For Drupal, there are 3 options to choose from when shopping for a rich text editor to be used in content editing textareas.

  1. FCKEditor
  2. HTMLArea
  3. TinyMCE

Of the three, only TinyMCE has an official 4.7 compatible release.

The first two produce absolutely horrid markup. TinyMCE used to be as spectacularly invalid/nonsemantic as the others, but it's received a LOT of love recently and its markup is actually pretty decent now.

HTMLArea produces brutal markup. Silly divs inserted for no apparent reason. Really crazy markup that I have to go in and clean up by hand if I want to make sure the code is tight and correct. That defeats the purpose of a rich text editor.

FCKEditor isn't bad - when weblogs.ucalgary.ca was still on Drupal 4.6, that's what it used. The markup wasn't hideous, but it wasn't great either. It was slightly quirky to use, but it worked (mostly).

Then, weblogs.ucalgary.ca was moved to our shared Drupal hosting environment, which runs Drupal 4.7 - FCKEditor wasn't happy, so I dropped in the CVS build of TinyMCE.module. And the markup was much cleaner. And it integrated with Image.module. And a bunch of other nice stuff like providing a full screen editing mode.

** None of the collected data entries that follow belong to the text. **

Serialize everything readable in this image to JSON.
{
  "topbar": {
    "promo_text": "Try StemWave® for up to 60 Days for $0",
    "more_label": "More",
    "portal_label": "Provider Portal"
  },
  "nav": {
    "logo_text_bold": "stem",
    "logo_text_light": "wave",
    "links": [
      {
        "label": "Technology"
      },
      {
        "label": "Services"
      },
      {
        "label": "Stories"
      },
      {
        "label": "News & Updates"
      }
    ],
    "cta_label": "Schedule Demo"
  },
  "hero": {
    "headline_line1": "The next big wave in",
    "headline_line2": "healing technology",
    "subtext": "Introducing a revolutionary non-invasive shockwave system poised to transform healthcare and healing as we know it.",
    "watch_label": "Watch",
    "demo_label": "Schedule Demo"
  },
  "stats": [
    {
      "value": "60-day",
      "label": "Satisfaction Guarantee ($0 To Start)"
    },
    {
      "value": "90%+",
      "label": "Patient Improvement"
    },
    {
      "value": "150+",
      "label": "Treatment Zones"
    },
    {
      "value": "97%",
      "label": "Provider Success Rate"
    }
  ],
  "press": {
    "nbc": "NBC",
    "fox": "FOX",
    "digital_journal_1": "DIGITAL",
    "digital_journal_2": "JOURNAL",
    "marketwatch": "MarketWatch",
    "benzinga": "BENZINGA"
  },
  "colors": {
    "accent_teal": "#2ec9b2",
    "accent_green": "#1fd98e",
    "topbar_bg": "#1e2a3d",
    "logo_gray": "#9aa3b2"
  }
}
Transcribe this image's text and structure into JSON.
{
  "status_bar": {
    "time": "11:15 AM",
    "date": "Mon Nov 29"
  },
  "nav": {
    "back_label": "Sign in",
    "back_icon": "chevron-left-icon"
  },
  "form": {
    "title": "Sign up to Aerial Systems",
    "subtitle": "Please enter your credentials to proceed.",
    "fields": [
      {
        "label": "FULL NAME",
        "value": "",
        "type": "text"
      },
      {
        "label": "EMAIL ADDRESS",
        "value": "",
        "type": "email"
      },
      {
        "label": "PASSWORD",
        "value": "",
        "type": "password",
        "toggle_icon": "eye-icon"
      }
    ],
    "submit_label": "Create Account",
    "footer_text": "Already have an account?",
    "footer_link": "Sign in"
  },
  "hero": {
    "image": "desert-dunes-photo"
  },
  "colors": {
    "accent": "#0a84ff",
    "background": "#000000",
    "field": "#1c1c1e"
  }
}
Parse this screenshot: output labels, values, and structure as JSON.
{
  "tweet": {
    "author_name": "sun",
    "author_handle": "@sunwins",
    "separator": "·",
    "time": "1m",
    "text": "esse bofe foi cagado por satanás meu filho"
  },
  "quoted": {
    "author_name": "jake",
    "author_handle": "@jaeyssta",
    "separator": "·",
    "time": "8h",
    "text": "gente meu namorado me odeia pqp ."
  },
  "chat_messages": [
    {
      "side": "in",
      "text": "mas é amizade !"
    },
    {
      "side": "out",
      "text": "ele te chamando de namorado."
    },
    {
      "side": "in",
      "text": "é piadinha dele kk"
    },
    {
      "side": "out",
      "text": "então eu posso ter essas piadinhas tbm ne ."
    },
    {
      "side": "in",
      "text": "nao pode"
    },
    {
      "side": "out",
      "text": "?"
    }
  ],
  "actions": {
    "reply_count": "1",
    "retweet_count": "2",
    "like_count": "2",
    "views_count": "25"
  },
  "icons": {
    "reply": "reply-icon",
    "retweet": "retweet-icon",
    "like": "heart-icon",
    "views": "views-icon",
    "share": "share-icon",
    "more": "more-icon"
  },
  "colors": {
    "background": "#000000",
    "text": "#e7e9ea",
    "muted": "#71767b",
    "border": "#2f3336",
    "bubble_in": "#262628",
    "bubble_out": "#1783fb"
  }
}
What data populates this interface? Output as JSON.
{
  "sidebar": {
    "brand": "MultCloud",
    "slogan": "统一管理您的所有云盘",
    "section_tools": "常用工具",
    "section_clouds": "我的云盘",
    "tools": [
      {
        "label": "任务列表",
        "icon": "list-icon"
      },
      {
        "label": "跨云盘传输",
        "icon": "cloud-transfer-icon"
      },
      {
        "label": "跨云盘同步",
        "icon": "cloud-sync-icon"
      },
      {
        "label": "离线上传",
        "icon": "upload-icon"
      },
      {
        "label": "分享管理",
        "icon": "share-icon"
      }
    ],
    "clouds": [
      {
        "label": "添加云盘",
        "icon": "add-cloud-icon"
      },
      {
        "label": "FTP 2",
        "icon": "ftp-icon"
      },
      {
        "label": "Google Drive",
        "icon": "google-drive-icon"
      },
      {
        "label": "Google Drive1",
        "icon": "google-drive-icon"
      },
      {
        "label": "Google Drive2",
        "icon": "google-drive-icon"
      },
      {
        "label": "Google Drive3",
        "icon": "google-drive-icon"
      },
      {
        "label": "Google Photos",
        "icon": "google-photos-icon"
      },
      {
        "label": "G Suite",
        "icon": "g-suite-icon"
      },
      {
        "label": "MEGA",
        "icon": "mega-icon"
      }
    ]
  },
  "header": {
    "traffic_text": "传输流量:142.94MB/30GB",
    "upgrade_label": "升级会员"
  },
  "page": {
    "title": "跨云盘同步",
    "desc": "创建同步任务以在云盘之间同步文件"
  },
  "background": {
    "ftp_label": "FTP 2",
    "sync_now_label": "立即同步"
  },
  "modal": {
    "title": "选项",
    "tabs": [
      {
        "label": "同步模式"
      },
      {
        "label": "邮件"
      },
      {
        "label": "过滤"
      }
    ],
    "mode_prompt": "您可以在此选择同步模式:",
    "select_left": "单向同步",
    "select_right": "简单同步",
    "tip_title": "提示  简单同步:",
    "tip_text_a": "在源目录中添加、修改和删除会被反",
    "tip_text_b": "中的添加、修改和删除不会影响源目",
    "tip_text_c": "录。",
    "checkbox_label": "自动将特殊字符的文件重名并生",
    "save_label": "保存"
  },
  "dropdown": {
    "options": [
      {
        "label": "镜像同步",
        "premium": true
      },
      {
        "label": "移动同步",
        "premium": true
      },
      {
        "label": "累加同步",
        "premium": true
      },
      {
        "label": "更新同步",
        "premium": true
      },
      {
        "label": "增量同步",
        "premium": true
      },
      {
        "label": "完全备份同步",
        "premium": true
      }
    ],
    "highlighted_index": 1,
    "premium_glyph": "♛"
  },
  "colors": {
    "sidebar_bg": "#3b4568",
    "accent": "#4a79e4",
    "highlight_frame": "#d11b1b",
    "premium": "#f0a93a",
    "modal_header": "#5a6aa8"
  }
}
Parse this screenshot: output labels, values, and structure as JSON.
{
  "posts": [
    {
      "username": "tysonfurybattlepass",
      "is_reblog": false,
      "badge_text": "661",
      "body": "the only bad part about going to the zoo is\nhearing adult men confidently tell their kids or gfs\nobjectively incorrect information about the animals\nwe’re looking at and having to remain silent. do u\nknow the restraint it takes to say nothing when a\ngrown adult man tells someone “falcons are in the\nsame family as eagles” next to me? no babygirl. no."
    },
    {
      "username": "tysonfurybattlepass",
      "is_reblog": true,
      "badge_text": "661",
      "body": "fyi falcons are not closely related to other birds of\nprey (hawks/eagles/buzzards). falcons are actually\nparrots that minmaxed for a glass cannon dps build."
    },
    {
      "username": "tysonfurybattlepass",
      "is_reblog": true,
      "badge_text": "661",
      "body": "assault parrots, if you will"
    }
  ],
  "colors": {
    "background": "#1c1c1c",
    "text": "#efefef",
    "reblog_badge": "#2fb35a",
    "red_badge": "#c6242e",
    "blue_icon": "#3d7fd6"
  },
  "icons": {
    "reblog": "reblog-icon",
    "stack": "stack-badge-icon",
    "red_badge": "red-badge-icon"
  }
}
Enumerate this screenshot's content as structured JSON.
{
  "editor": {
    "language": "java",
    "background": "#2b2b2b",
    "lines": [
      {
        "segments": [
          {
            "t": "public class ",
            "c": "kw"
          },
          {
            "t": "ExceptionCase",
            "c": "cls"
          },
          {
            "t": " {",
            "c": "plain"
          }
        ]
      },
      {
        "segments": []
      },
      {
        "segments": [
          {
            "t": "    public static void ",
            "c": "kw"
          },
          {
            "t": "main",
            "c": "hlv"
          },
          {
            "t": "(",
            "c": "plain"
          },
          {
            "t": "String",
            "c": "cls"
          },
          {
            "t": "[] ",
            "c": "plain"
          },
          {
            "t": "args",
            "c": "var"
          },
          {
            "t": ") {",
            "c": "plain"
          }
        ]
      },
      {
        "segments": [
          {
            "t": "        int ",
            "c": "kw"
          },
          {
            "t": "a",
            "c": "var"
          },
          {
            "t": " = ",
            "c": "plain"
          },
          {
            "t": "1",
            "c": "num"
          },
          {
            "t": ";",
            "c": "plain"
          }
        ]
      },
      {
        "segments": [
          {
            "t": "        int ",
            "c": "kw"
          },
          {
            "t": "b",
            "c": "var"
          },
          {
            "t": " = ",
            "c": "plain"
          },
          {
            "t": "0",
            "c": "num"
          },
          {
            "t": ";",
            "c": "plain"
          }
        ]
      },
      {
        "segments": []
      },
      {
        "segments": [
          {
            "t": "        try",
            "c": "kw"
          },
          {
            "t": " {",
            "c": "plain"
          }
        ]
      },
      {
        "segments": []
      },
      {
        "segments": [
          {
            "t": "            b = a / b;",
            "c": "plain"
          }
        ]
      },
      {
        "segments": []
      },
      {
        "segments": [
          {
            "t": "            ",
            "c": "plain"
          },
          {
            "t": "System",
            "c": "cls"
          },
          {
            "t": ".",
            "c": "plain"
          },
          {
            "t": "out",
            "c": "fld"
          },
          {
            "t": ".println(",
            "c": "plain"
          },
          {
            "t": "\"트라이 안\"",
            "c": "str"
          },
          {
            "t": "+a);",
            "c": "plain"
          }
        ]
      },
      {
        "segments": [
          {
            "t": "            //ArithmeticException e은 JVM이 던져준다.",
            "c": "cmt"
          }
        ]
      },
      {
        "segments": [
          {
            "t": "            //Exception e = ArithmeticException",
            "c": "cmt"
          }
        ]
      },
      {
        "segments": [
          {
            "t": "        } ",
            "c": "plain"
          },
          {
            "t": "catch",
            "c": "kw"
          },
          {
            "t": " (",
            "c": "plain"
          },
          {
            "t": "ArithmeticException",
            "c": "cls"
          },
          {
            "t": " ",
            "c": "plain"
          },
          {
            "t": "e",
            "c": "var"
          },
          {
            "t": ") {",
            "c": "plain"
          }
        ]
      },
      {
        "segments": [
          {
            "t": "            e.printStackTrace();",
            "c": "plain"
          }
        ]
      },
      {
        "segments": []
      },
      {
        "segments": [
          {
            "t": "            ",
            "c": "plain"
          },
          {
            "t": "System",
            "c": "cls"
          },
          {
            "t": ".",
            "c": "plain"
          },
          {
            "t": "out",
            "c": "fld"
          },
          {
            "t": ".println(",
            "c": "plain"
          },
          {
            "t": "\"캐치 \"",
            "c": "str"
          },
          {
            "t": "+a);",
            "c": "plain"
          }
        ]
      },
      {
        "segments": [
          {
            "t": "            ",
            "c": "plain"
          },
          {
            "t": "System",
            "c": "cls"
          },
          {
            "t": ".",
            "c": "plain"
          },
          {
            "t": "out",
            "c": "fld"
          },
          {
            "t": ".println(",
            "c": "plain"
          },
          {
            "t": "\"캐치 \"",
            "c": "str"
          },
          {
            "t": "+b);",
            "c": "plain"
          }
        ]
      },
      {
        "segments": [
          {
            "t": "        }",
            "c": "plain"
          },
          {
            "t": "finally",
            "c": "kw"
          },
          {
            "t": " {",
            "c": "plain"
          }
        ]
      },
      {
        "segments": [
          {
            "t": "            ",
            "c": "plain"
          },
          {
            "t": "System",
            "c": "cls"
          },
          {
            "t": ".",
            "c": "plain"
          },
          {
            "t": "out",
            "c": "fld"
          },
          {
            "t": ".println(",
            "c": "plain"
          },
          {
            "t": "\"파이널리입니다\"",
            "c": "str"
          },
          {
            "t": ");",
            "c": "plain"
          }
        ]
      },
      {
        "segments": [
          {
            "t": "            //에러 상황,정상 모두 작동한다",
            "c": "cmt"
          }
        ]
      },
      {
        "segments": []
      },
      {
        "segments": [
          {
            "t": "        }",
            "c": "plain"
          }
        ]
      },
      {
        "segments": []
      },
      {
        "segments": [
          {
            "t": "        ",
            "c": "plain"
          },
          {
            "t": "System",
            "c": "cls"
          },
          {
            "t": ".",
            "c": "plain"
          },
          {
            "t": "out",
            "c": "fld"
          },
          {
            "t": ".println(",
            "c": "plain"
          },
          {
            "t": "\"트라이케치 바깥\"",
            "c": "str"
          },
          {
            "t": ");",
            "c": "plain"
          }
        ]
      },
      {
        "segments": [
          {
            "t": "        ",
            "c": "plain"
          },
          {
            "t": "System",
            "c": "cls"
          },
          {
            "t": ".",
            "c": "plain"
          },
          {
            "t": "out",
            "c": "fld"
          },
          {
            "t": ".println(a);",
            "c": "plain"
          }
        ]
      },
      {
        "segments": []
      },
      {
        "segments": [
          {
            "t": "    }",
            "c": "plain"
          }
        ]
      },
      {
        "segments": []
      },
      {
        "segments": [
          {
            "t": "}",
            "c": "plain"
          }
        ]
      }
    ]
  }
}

None of them, however, cleanly "disable" themselves so I can get to raw code. Several "meta" pages on the sites have PHP code embedded, which is completely obliterated by the rich text editors. Even clicking the "disable rich text editing" link below the textarea isn't enough because the source text has already been nuked by the javascripts used by the editor. So, I still have to make a round trip to "My Account", edit it, and disable rich text editing for my account until those pages are edited. I've currently left it off by default, and call it into action by hitting the "enable rich text editing" link beneath the textarea. That makes it safe to edit any content in a site without worrying about clobbering stuff that isn't grokked by the editor, while keeping the fancy schmancy WYSIWYG stuff just a single click away.